While other researchers have created cellulose-based foams, these plant-based versions typically haven’t performed as well as polystyrene. They are not as strong, don’t insulate as well, and degraded at higher temperatures and in humidity.

In their work, the WSU team created a material that is made of about 75% cellulose nanocrystals from wood pulp. They added polyvinyl alcohol, another polymer that bonds with the nanocellulose crystals and makes the resultant foams more elastic. The material that they created contains a uniform cellular structure, making it a good insulator.

For the first time, the researchers report, the plant-based material surpassed the insulation capabilities of polystyrene foam. It is also very lightweight and can support up to 200 times its weight without changing shape. It degrades well and burning it doesn’t produce polluting ash.

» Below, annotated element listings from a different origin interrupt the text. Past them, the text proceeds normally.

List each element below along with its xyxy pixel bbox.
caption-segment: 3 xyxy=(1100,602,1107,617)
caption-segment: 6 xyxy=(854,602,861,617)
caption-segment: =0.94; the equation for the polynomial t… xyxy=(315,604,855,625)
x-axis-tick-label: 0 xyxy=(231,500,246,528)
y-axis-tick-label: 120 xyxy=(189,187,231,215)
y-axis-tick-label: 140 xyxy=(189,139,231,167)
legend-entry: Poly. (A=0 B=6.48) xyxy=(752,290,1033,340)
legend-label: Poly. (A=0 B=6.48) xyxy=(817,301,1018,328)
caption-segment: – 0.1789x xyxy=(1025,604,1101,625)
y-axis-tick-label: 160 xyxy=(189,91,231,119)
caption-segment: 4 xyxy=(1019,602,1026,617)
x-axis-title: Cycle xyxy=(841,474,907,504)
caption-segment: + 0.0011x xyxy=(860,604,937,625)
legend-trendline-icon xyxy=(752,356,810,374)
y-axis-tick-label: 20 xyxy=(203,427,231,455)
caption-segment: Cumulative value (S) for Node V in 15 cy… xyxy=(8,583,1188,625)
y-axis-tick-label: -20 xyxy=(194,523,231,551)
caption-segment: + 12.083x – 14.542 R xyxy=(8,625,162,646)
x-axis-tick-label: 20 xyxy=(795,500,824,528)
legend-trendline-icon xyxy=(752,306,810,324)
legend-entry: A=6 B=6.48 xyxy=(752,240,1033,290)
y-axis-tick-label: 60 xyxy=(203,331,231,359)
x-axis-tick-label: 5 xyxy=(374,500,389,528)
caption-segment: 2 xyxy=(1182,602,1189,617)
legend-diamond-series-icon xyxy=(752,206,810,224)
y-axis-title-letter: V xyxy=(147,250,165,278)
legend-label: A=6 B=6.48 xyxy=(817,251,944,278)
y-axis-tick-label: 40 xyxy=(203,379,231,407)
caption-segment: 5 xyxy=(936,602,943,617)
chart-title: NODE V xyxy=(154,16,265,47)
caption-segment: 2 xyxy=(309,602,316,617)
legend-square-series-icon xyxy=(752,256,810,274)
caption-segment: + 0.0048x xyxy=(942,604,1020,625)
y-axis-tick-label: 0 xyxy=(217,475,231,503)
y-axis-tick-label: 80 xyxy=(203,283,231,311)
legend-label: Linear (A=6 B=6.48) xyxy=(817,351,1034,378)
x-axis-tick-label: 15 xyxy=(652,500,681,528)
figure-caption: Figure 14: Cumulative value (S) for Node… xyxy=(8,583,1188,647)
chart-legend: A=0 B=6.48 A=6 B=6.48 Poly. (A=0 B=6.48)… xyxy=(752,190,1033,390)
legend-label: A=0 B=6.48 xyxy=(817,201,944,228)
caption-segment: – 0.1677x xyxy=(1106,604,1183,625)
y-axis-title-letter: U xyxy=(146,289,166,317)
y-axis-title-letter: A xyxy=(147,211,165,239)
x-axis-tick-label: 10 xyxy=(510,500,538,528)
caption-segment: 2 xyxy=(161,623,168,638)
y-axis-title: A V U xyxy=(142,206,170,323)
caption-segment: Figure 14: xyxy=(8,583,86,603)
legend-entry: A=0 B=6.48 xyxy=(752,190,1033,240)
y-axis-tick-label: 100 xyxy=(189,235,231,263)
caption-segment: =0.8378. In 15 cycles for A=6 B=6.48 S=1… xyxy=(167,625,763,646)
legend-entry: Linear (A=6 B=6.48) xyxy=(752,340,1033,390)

“We have used an easy method to make high-performance, composite foams based on nanocrystalline cellulose with an excellent combination of thermal insulation capability and mechanical properties,” Professor Ameli said. “Our results demonstrate the potential of renewable materials, such as nanocellulose, for high‑performance thermal insulation materials that can contribute to energy savings, less usage of petroleum-based materials, and reduction of adverse environmental impacts.”

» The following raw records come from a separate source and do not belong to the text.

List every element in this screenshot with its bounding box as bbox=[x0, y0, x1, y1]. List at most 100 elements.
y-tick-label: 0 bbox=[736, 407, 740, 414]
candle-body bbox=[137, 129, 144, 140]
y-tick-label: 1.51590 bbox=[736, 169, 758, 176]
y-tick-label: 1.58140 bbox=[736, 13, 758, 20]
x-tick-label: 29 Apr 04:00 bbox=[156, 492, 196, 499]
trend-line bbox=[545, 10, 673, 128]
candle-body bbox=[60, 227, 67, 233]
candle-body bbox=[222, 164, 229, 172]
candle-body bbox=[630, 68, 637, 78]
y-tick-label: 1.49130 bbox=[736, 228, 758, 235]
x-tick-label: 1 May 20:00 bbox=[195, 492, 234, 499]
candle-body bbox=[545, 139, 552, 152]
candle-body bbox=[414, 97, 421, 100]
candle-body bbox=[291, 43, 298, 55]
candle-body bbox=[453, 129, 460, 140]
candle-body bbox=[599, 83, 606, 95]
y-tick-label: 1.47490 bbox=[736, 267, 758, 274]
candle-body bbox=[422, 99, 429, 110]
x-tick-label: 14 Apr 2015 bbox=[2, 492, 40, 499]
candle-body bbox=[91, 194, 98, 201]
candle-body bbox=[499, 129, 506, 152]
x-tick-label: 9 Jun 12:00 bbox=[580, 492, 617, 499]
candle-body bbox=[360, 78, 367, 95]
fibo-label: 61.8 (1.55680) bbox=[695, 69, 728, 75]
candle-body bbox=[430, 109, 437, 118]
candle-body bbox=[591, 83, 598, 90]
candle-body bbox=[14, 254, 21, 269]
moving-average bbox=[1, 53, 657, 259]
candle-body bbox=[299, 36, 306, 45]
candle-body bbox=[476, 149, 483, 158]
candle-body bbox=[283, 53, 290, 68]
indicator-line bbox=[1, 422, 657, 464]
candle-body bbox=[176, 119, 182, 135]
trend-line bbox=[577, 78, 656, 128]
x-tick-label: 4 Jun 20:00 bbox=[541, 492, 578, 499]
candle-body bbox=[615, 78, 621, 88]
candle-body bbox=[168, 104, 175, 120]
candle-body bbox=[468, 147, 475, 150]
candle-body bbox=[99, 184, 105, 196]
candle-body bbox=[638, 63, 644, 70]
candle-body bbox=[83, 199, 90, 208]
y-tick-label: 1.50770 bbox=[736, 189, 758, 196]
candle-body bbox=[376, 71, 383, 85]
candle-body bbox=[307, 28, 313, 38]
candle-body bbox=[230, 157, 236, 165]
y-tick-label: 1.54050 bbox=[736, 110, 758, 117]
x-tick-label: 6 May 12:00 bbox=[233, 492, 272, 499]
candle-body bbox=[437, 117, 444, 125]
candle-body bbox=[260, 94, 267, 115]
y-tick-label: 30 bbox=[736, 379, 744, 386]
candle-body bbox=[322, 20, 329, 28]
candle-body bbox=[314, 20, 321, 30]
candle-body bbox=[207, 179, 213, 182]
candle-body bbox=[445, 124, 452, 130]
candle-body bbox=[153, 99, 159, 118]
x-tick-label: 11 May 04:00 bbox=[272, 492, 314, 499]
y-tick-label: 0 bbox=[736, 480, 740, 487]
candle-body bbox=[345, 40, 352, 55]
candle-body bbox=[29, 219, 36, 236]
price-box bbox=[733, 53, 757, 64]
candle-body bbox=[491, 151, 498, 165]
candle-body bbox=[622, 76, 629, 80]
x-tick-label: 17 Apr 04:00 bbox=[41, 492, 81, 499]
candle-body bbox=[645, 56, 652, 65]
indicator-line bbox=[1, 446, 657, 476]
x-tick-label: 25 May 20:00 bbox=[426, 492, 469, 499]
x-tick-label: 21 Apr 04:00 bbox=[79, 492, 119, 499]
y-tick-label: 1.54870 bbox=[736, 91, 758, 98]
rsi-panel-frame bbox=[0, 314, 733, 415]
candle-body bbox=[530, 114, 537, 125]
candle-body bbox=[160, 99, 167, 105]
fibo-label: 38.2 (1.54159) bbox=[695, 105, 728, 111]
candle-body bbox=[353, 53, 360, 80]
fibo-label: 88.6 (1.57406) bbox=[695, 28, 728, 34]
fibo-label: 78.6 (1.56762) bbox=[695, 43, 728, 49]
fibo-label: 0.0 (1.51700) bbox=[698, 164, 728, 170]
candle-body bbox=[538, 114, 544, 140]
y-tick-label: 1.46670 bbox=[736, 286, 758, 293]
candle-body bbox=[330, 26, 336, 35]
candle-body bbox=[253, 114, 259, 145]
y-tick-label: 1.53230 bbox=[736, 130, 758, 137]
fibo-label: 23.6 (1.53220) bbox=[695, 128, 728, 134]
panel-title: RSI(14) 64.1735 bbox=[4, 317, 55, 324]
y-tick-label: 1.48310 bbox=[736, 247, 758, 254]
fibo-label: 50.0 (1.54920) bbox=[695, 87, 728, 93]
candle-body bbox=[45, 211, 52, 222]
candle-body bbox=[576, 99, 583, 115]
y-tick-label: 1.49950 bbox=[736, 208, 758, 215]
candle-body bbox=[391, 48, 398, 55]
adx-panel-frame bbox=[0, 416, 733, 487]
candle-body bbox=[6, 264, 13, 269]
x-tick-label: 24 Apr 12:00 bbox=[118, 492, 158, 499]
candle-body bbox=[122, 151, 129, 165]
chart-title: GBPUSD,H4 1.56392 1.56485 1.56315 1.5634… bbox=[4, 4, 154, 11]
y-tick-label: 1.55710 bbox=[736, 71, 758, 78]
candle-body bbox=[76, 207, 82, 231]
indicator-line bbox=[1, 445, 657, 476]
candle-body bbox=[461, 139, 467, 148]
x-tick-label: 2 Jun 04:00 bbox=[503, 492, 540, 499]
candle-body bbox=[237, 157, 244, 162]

“This is a fundamental demonstration of the potential of nanocrystalline cellulose as an important industrial material,” Professor Zhang said. “This promising material has many desirable properties, and to be able to transfer these properties to a bulk scale for the first time through this engineered approach is very exciting.”

The researchers are now developing formulations for stronger and more durable materials for practical applications. They are interested in incorporating low‑cost feedstocks to make a commercially viable product and considering how to move from laboratory to a real-world manufacturing scale.